My own mother wore a wig for all 47 years of her life in England. I still for the life of me can’t understand why. Why at twenty-one years old she would suddenly decide to hide her own natural hair and start wearing any one of a dozen Winnie Mandela-style curly afro wigs in public?
It wasn’t as if she didn’t have hair to style in a reasonable fashion. For in the early years, at least, before too much wig wearing ate away at her scalp like cancer, she had a head full of “good hair.” But the more she wore wigs was the more she grew wedded to the idea of never being seen in public without her “hat-on,” as she called it.
Growing up in my mother’s house, there was always the faintly musky whiff of real human-haired wigs in the air. I developed an aversion to false hair early. “Work with what you’ve got,” I’d tell her. “What are you ashamed of?” But she wasn’t one for hair salons or other vain excesses; she’d have you know. She had two kids to feed and a mortgage to pay all on her own, and the state of her hair was hardly the most important thing on her mind.

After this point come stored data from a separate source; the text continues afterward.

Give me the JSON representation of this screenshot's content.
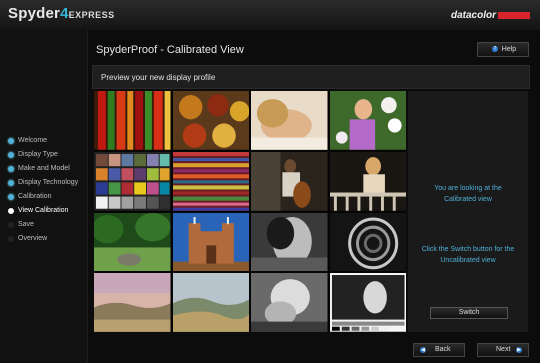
{
  "app": {
    "name_prefix": "Spyder",
    "name_number": "4",
    "name_suffix": "EXPRESS",
    "brand": "datacolor"
  },
  "page": {
    "title": "SpyderProof - Calibrated View",
    "subtitle": "Preview your new display profile"
  },
  "buttons": {
    "help": "Help",
    "switch": "Switch",
    "back": "Back",
    "next": "Next"
  },
  "nav": [
    {
      "label": "Welcome",
      "state": "done"
    },
    {
      "label": "Display Type",
      "state": "done"
    },
    {
      "label": "Make and Model",
      "state": "done"
    },
    {
      "label": "Display Technology",
      "state": "done"
    },
    {
      "label": "Calibration",
      "state": "done"
    },
    {
      "label": "View Calibration",
      "state": "current"
    },
    {
      "label": "Save",
      "state": "todo"
    },
    {
      "label": "Overview",
      "state": "todo"
    }
  ],
  "info": {
    "line1": "You are looking at the",
    "line2": "Calibrated view",
    "line3": "Click the Switch button for the",
    "line4": "Uncalibrated view"
  },
  "colors": {
    "accent": "#4fb0d8",
    "brand_red": "#d8242c",
    "background": "#0a0a0a"
  },
  "tiles": [
    "peppers",
    "bowls-of-spices",
    "woman-portrait",
    "girl-with-flowers",
    "color-checker",
    "fabric-stripes",
    "cellist",
    "woman-on-balcony",
    "garden",
    "adobe-church",
    "bw-portrait",
    "spiral-staircase",
    "sunset-hills",
    "rolling-landscape",
    "bw-statue",
    "bw-test-image"
  ]
}
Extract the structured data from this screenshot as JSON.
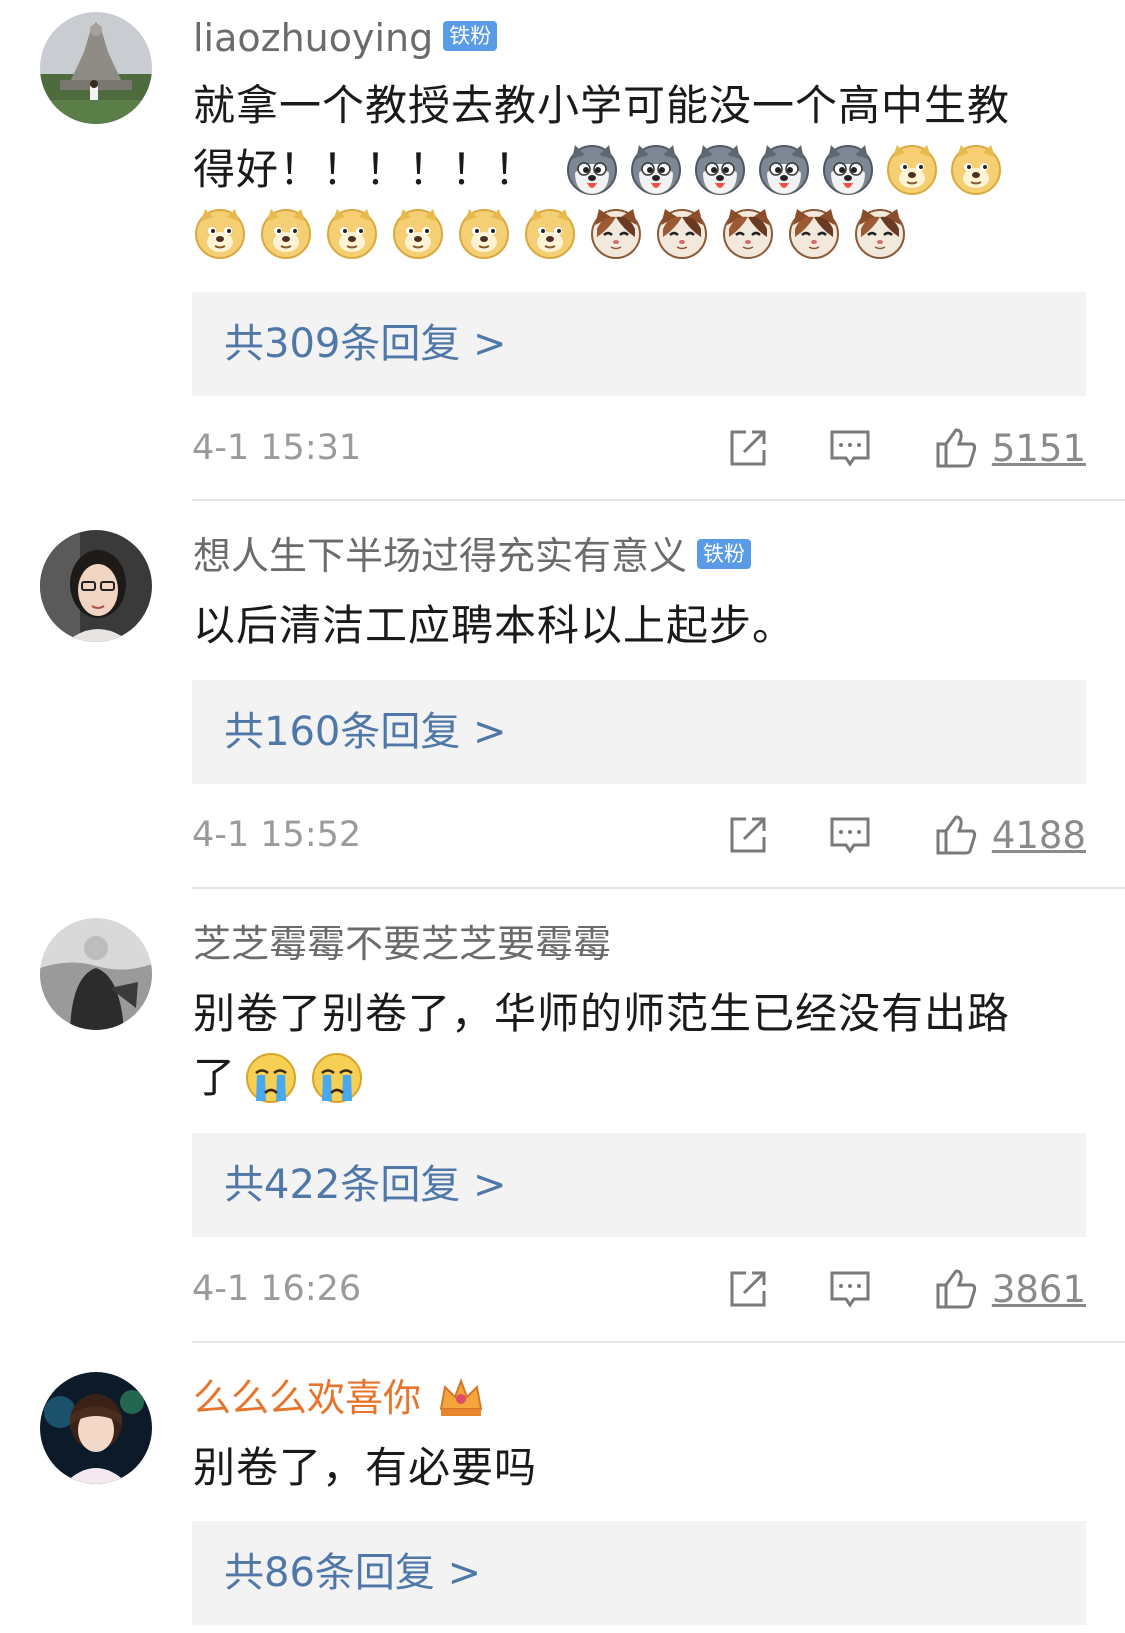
{
  "comments": [
    {
      "username": "liaozhuoying",
      "badge": "铁粉",
      "text_line1": "就拿一个教授去教小学可能没一个高中生教",
      "text_line2": "得好！！！！！！",
      "replies": "共309条回复 >",
      "time": "4-1 15:31",
      "likes": "5151",
      "emojis_row1": [
        "husky-emoji",
        "husky-emoji",
        "husky-emoji",
        "husky-emoji",
        "husky-emoji",
        "doge-emoji",
        "doge-emoji"
      ],
      "emojis_row2": [
        "doge-emoji",
        "doge-emoji",
        "doge-emoji",
        "doge-emoji",
        "doge-emoji",
        "doge-emoji",
        "cat-emoji",
        "cat-emoji",
        "cat-emoji",
        "cat-emoji",
        "cat-emoji"
      ]
    },
    {
      "username": "想人生下半场过得充实有意义",
      "badge": "铁粉",
      "text_line1": "以后清洁工应聘本科以上起步。",
      "replies": "共160条回复 >",
      "time": "4-1 15:52",
      "likes": "4188"
    },
    {
      "username": "芝芝霉霉不要芝芝要霉霉",
      "text_line1": "别卷了别卷了，华师的师范生已经没有出路",
      "text_line2": "了",
      "replies": "共422条回复 >",
      "time": "4-1 16:26",
      "likes": "3861",
      "emojis_row2": [
        "crying-emoji",
        "crying-emoji"
      ]
    },
    {
      "username": "么么么欢喜你",
      "text_line1": "别卷了，有必要吗",
      "replies": "共86条回复 >",
      "crown_icon": "crown-icon"
    }
  ],
  "colors": {
    "link_blue": "#4f77a8",
    "vip_orange": "#e8732a",
    "badge_blue": "#5a9be8",
    "reply_bg": "#f3f3f3"
  }
}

“Look how great that lovely actress Carmen Monroe looks,” I’d plead. “And she’s practically your double. Try a crop.” But we spent years fighting that particular battle, my mother and me. And still, whatever argument we got into, invariably ended with me trying to persuade her to dump the wigs, and free her mind. What are you ashamed of? But it never worked. As the years rolled on, she grew to despise my dreadlocks even more than I still hated her ‘real human haired’ wigs.
Then after cancer took hold, and the chemotherapy had taken its toll, she became even more psychologically dependant on the wig as a kind of crutch to feign normality, while she laid up in bed wasting away.
We even buried her in a damn wig in the end. Against my better judgement, it was, but “Sis” begged and persuaded me that “the mum we knew and loved, wouldn’t have wanted a seat on the right-hand of God, without her hat on.” Too true, I suppose.
So, there you have it. My mother, wigged-out all the way from England to the grave. I wonder how many other sons or daughters have said as much. What say ye?